Le médecin contacte directement les patients par téléphone suivant leurs pathologies pour convenir d'une date de vaccination. © Radio France - Maxime Glorieux

"J'ai quand même peur des effets secondaires, explique le patient. Ma voisine m'en parlait hier..." Assise, en face de lui, dans la salle d'attente, Sylvie préfère relativiser. "Ça vaut le coup de le faire, même s’il y a des petites misères à supporter, c’est supportable par rapport à la maladie !" 

Un suivi en ligne grâce un code 

Sylvie espère pouvoir revenir au travail en présentiel grâce au vaccin. "Et puis, personnellement, je pourrai aller voir ma maman qui est en Ehpad et qui vient d’être vaccinée", ajoute-t-elle. 

Le patient remplit un questionnaire avant l'injection et reçoit ensuite un code pouvant tracer d'éventuels effets secondaires.
Le patient remplit un questionnaire avant l'injection et reçoit ensuite un code pouvant tracer d'éventuels effets secondaires. © Radio France - Maxime Glorieux

Les effets secondaires peuvent durer jusqu’à trois jours. Un suivi commence dès la fin de cette première injection, comme le souligne le docteur Labarthe : "Nous surveillons les patients 15 minutes en salle d’attente. Le plus important, c’est de remplir un formulaire sur le site de l’Assurance maladie, les patients sortent avec un numéro de lot et un code en cas d’effets secondaires."

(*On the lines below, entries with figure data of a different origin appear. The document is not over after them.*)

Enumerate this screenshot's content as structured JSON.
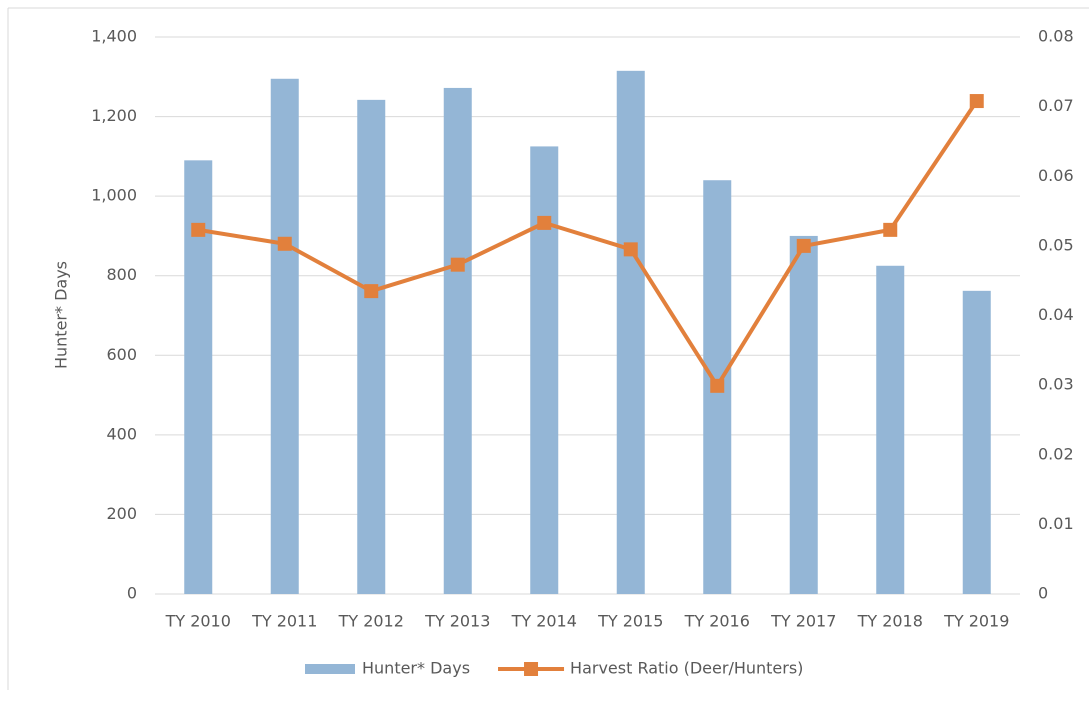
{
  "chart_data": {
    "type": "bar_line",
    "y_label": "Hunter* Days",
    "categories": [
      "TY 2010",
      "TY 2011",
      "TY 2012",
      "TY 2013",
      "TY 2014",
      "TY 2015",
      "TY 2016",
      "TY 2017",
      "TY 2018",
      "TY 2019"
    ],
    "series": [
      {
        "name": "Hunter* Days",
        "type": "bar",
        "color": "#94b6d6",
        "values": [
          1090,
          1295,
          1242,
          1272,
          1125,
          1315,
          1040,
          900,
          825,
          762
        ]
      },
      {
        "name": "Harvest Ratio (Deer/Hunters)",
        "type": "line",
        "axis": "y2",
        "color": "#e2803c",
        "values": [
          0.0523,
          0.0503,
          0.0435,
          0.0473,
          0.0533,
          0.0495,
          0.0299,
          0.05,
          0.0523,
          0.0708
        ]
      }
    ],
    "ylim": [
      0,
      1400
    ],
    "yticks": [
      0,
      200,
      400,
      600,
      800,
      {
        "value": 1000,
        "label": "1,000"
      },
      {
        "value": 1200,
        "label": "1,200"
      },
      {
        "value": 1400,
        "label": "1,400"
      }
    ],
    "y2lim": [
      0,
      0.08
    ],
    "y2ticks": [
      0,
      0.01,
      0.02,
      0.03,
      0.04,
      0.05,
      0.06,
      0.07,
      0.08
    ],
    "grid": true,
    "legend": "bottom"
  }
}
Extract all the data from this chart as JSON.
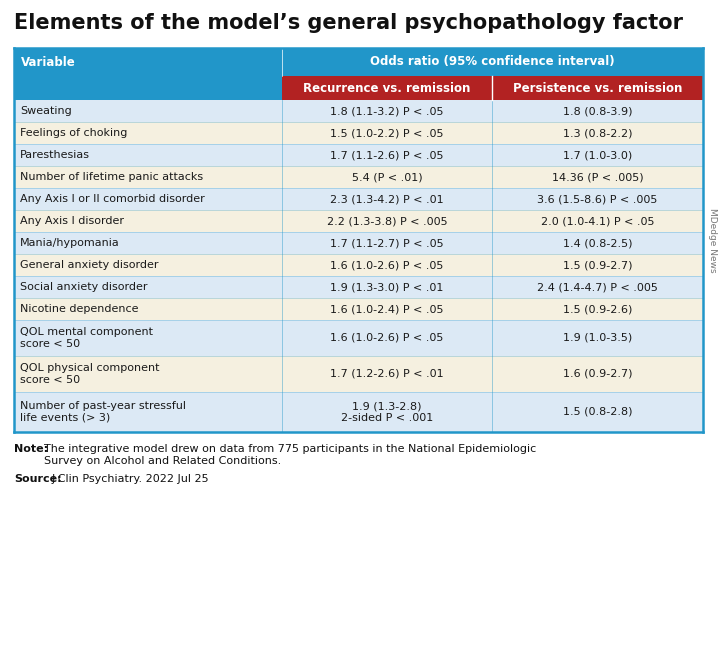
{
  "title": "Elements of the model’s general psychopathology factor",
  "header_main": "Odds ratio (95% confidence interval)",
  "header_col1": "Variable",
  "header_col2": "Recurrence vs. remission",
  "header_col3": "Persistence vs. remission",
  "rows": [
    [
      "Sweating",
      "1.8 (1.1-3.2) P < .05",
      "1.8 (0.8-3.9)"
    ],
    [
      "Feelings of choking",
      "1.5 (1.0-2.2) P < .05",
      "1.3 (0.8-2.2)"
    ],
    [
      "Paresthesias",
      "1.7 (1.1-2.6) P < .05",
      "1.7 (1.0-3.0)"
    ],
    [
      "Number of lifetime panic attacks",
      "5.4 (P < .01)",
      "14.36 (P < .005)"
    ],
    [
      "Any Axis I or II comorbid disorder",
      "2.3 (1.3-4.2) P < .01",
      "3.6 (1.5-8.6) P < .005"
    ],
    [
      "Any Axis I disorder",
      "2.2 (1.3-3.8) P < .005",
      "2.0 (1.0-4.1) P < .05"
    ],
    [
      "Mania/hypomania",
      "1.7 (1.1-2.7) P < .05",
      "1.4 (0.8-2.5)"
    ],
    [
      "General anxiety disorder",
      "1.6 (1.0-2.6) P < .05",
      "1.5 (0.9-2.7)"
    ],
    [
      "Social anxiety disorder",
      "1.9 (1.3-3.0) P < .01",
      "2.4 (1.4-4.7) P < .005"
    ],
    [
      "Nicotine dependence",
      "1.6 (1.0-2.4) P < .05",
      "1.5 (0.9-2.6)"
    ],
    [
      "QOL mental component\nscore < 50",
      "1.6 (1.0-2.6) P < .05",
      "1.9 (1.0-3.5)"
    ],
    [
      "QOL physical component\nscore < 50",
      "1.7 (1.2-2.6) P < .01",
      "1.6 (0.9-2.7)"
    ],
    [
      "Number of past-year stressful\nlife events (> 3)",
      "1.9 (1.3-2.8)\n2-sided P < .001",
      "1.5 (0.8-2.8)"
    ]
  ],
  "note_label": "Note:",
  "note_text": "The integrative model drew on data from 775 participants in the National Epidemiologic\nSurvey on Alcohol and Related Conditions.",
  "source_label": "Source:",
  "source_text": "J Clin Psychiatry. 2022 Jul 25",
  "watermark": "MDedge News",
  "color_header_blue": "#2196C9",
  "color_header_red": "#B22222",
  "color_row_light": "#dce9f5",
  "color_row_beige": "#f5f0e0",
  "color_border": "#2196C9",
  "bg_color": "#ffffff",
  "title_fontsize": 15,
  "header_fontsize": 8.5,
  "cell_fontsize": 8,
  "note_fontsize": 8
}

Le docteur Labarthe aimerait vacciner plus largement 

Le médecin contacte lui-même les patients par téléphone. "Je sais que j’ai entre 300 à 400 patients vulnérables, qu’il faut que je trie car il y a des patients qui sont en infection longue durée mais avec des pathologies qui ne sont pas encore listées", explique-t-il entre deux injections. 

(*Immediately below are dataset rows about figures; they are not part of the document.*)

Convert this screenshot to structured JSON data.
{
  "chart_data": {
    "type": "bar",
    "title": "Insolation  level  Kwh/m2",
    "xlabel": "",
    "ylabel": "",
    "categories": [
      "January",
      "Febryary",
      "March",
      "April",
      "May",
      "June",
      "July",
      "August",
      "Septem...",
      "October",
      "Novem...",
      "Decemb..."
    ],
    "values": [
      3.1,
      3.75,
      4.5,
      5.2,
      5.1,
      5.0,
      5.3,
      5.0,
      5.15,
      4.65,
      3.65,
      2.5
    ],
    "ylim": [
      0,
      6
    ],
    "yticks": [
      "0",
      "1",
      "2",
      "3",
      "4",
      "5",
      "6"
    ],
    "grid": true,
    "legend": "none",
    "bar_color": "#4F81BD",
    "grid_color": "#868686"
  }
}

Un flacon, récupéré par le médecin en pharmacie, permet dix à douze injections, de 0,5 ml chacune.
Un flacon, récupéré par le médecin en pharmacie, permet dix à douze injections, de 0,5 ml chacune. © Radio France - Maxime Glorieux

Le docteur Labarthe, qui a eu la chance de recevoir trois flacons au lieu d'un seul pour cette première livraison, espère pouvoir aller plus loin rapidement. "J'espère qu'avant l'été les patients qui ont des vulnérabilités ou qui ont simplement entre 50 et 64 ans pourront être vaccinés". 

Dix à douze injections par flacon 

Le médecin aimerait également pouvoir vacciner les patients de 65 à 75 ans qui rencontrent des problèmes pour prendre rendez-vous dans les centres. "Malheureusement, au cabinet, on ne peut y faire face", glisse-t-il. 

Un flacon permet de réaliser dix à douze injections. Les médecins recevront deux à trois flacons pour la deuxième livraison prévue la semaine prochaine. Pour ces premiers patients vaccinés, la deuxième injection est déjà prévue dans neuf à douze semaines.